Whether you are an insurance company, hospital or patient, a medical information privacy case in Canada last month illustrates how important is the quality of an organisation’s compliance infrastructure and its response to any breach of such sensitive personal information.

In the Ontario case, a hospital reported to the privacy commissioner three separate medical information privacy breaches under that province’s version of Bermuda’s Personal Information Protection Act 2016. Each involved unauthorised access to a patient’s personal medical information by employees of the hospital who had, in the words of the privacy commissioner, “snooped” those records for non-work-related purposes.

The number of such distinct wrongful access incidents suffered by the hospital aroused the privacy commissioner’s concern that such surreptitious snooping might be systemic across the hospital’s staff so she agreed to hear the complaint against the hospital.

By comparison, under Pipa, all such medical information is defined as sensitive personal information which must be used only for the consented purposes for which it was collected by the retaining organisation.

It must be securely kept to a standard of “safeguard” from unauthorised access that must take into account the likelihood and severity of the harm threatened by any such unauthorised access or misuse, the sensitivity of such personal information and the context in which it is held.

A possible contextual consideration for any hospital is the reasonable patient expectation of confidentiality for such sensitive medical information.

The Ontario privacy commissioner considered whether the hospital had taken reasonable steps to protect the health information, which must include the implementation of administrative and technical measures or safeguards — including policies, procedures, practices, audits, training and awareness programmes.

She also undertook a thorough review, if not audit, of all the hospital’s privacy compliance infrastructure.

Because the hospital in that case had responded diligently when those breaches arose, had taken disciplinary measures against the perpetrators, had increased its staff training on those issues, and had otherwise diligently complied with the security and other measures required by Ontario’s health information protection statute, the Ontario privacy commissioner was “… satisfied that the hospital has adequately addressed the privacy concerns raised by the three breaches … a [conduct] review [of the hospital] is not warranted”.
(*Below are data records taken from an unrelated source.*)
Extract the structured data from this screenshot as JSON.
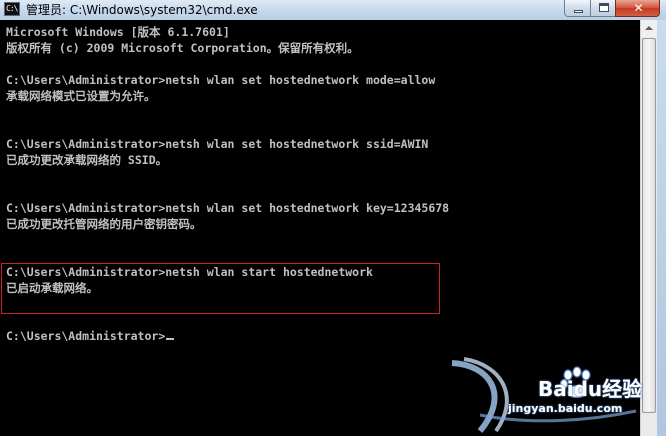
{
  "window": {
    "title": "管理员: C:\\Windows\\system32\\cmd.exe",
    "icon_name": "cmd-icon",
    "icon_text": "C:\\",
    "controls": {
      "minimize_icon": "minimize-icon",
      "maximize_icon": "maximize-icon",
      "close_icon": "close-icon",
      "close_glyph": "✕"
    }
  },
  "console": {
    "lines": [
      "Microsoft Windows [版本 6.1.7601]",
      "版权所有 (c) 2009 Microsoft Corporation。保留所有权利。",
      "",
      "C:\\Users\\Administrator>netsh wlan set hostednetwork mode=allow",
      "承载网络模式已设置为允许。",
      "",
      "",
      "C:\\Users\\Administrator>netsh wlan set hostednetwork ssid=AWIN",
      "已成功更改承载网络的 SSID。",
      "",
      "",
      "C:\\Users\\Administrator>netsh wlan set hostednetwork key=12345678",
      "已成功更改托管网络的用户密钥密码。",
      "",
      "",
      "C:\\Users\\Administrator>netsh wlan start hostednetwork",
      "已启动承载网络。",
      "",
      "",
      "C:\\Users\\Administrator>"
    ],
    "text_color": "#c0c0c0",
    "background_color": "#000000",
    "highlight_color": "#c8232c"
  },
  "watermark": {
    "brand": "Baidu经验",
    "url": "jingyan.baidu.com"
  }
}
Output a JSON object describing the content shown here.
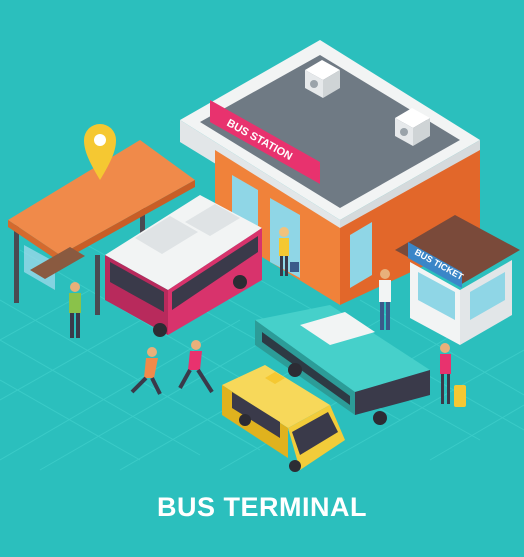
{
  "caption": "BUS TERMINAL",
  "signs": {
    "station": "BUS STATION",
    "ticket": "BUS TICKET"
  },
  "colors": {
    "background": "#2bbfbd",
    "floor_line": "#3fd0cc",
    "station_orange": "#f0823a",
    "station_white": "#f2f4f4",
    "sign_pink": "#e8326e",
    "canopy_orange": "#f08a4a",
    "pin_yellow": "#f5c832",
    "bus_pink": "#d8336c",
    "bus_teal": "#3fc6c0",
    "taxi_yellow": "#f2cc3a",
    "booth_brown": "#7a4a3a"
  },
  "icons": [
    "location-pin-icon"
  ]
}
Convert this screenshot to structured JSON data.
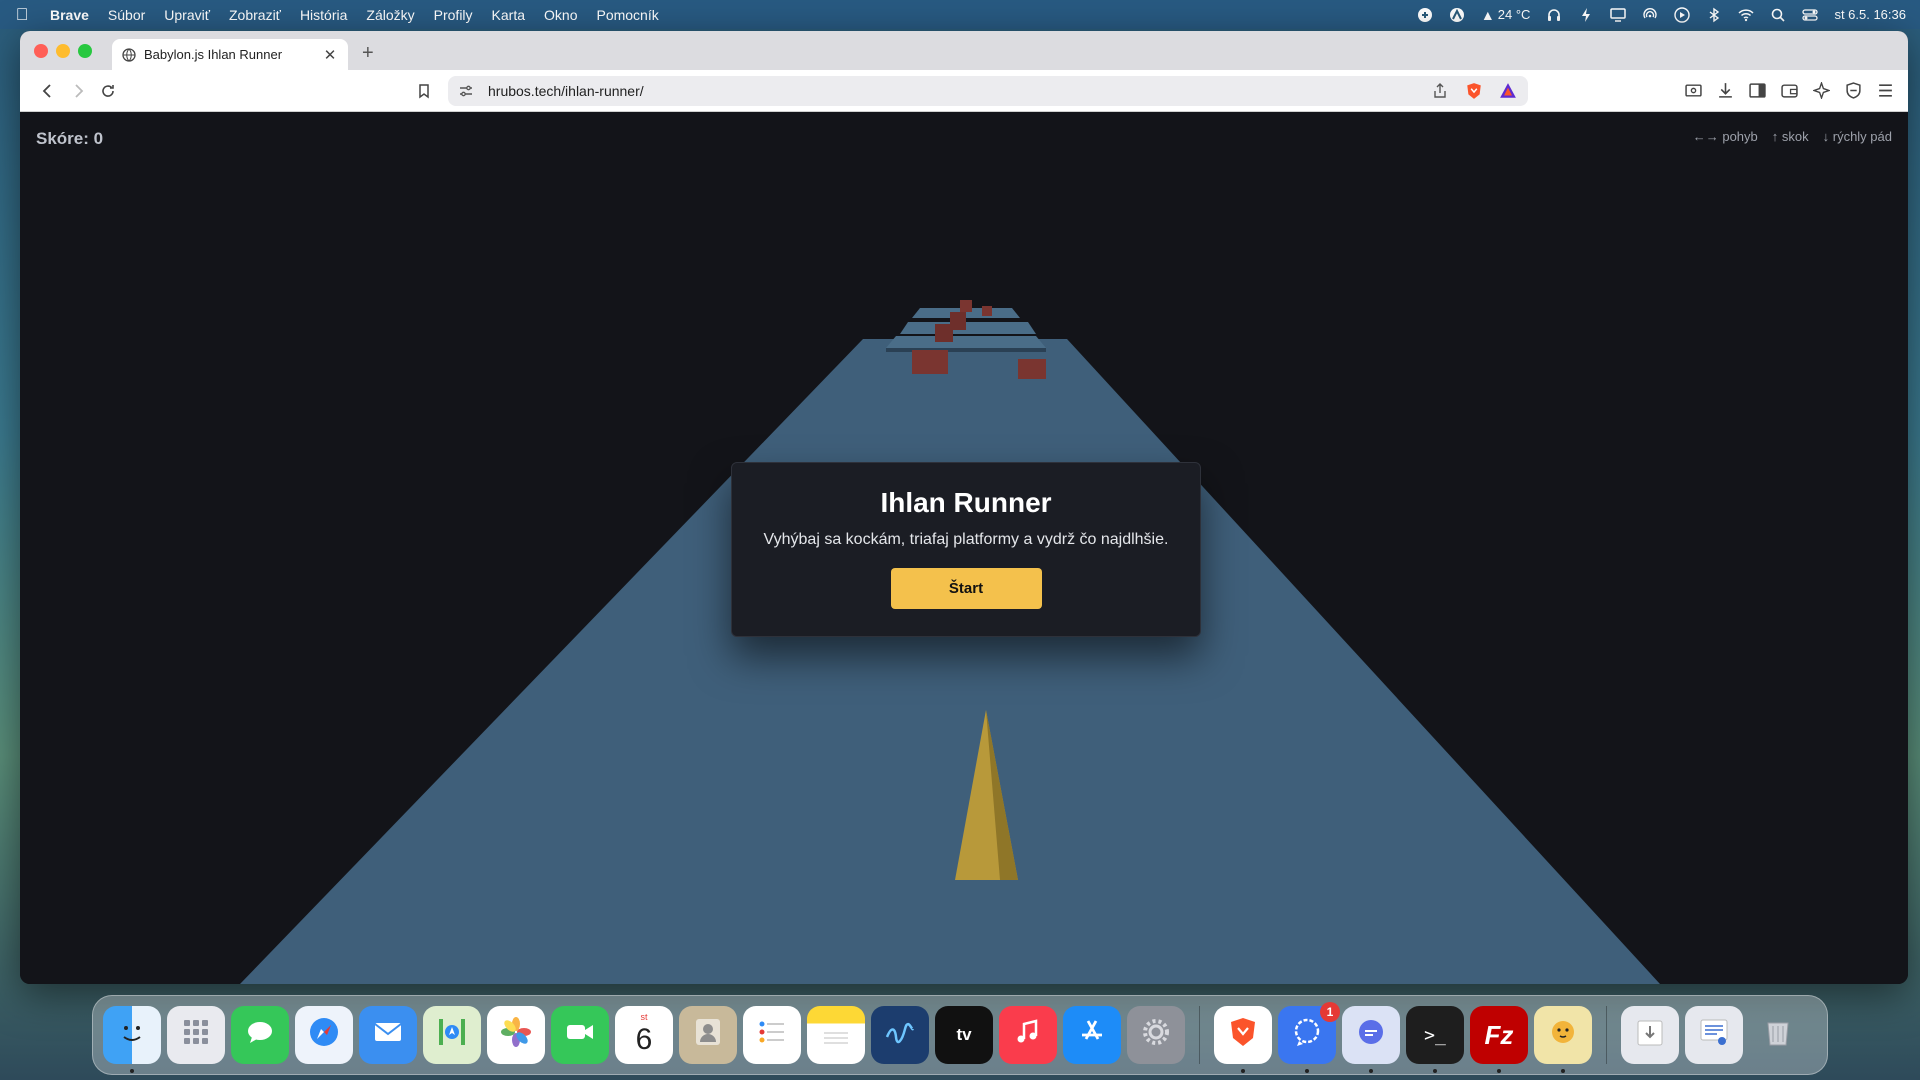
{
  "menubar": {
    "app_name": "Brave",
    "items": [
      "Súbor",
      "Upraviť",
      "Zobraziť",
      "História",
      "Záložky",
      "Profily",
      "Karta",
      "Okno",
      "Pomocník"
    ],
    "weather": "24 °C",
    "datetime": "st 6.5.  16:36"
  },
  "browser": {
    "tab_title": "Babylon.js Ihlan Runner",
    "url": "hrubos.tech/ihlan-runner/"
  },
  "game": {
    "score_label": "Skóre: 0",
    "controls": {
      "move": "←→ pohyb",
      "jump": "↑ skok",
      "drop": "↓ rýchly pád"
    },
    "modal": {
      "title": "Ihlan Runner",
      "subtitle": "Vyhýbaj sa kockám, triafaj platformy a vydrž čo najdlhšie.",
      "start_label": "Štart"
    },
    "colors": {
      "track": "#3f5f7a",
      "obstacle": "#7a3530",
      "player": "#b8993a",
      "button": "#f4c14c"
    }
  },
  "dock": {
    "calendar_day": "st",
    "calendar_date": "6",
    "signal_badge": "1",
    "apps": [
      "Finder",
      "Launchpad",
      "Messages",
      "Safari",
      "Mail",
      "Maps",
      "Photos",
      "FaceTime",
      "Calendar",
      "Contacts",
      "Reminders",
      "Notes",
      "Freeform",
      "Apple TV",
      "Music",
      "App Store",
      "System Settings",
      "Brave",
      "Signal",
      "Element",
      "Terminal",
      "FileZilla",
      "Cheetah",
      "Downloads",
      "Documents",
      "Trash"
    ]
  }
}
Although Bermuda and Ontario have different health information privacy laws, they are very similar in their treatment of personal medical information. Certainly, such employee snooping would likely be a violation of Pipa’s medical information privacy protections.

The decisions of the Ontario privacy commissioner are in no way binding in Bermuda, but the case may be instructive about how important preparatory compliance measures can be.

Whether sensitive medical information is in the hands of your healthcare providers, a hospital or your insurance company, the preparatory quality of the organisation’s compliance infrastructure and the diligent nature of its responses to a breach incident may well influence and inform a determination as to whether an organisation has contributed to, or even enabled, such breaches to occur.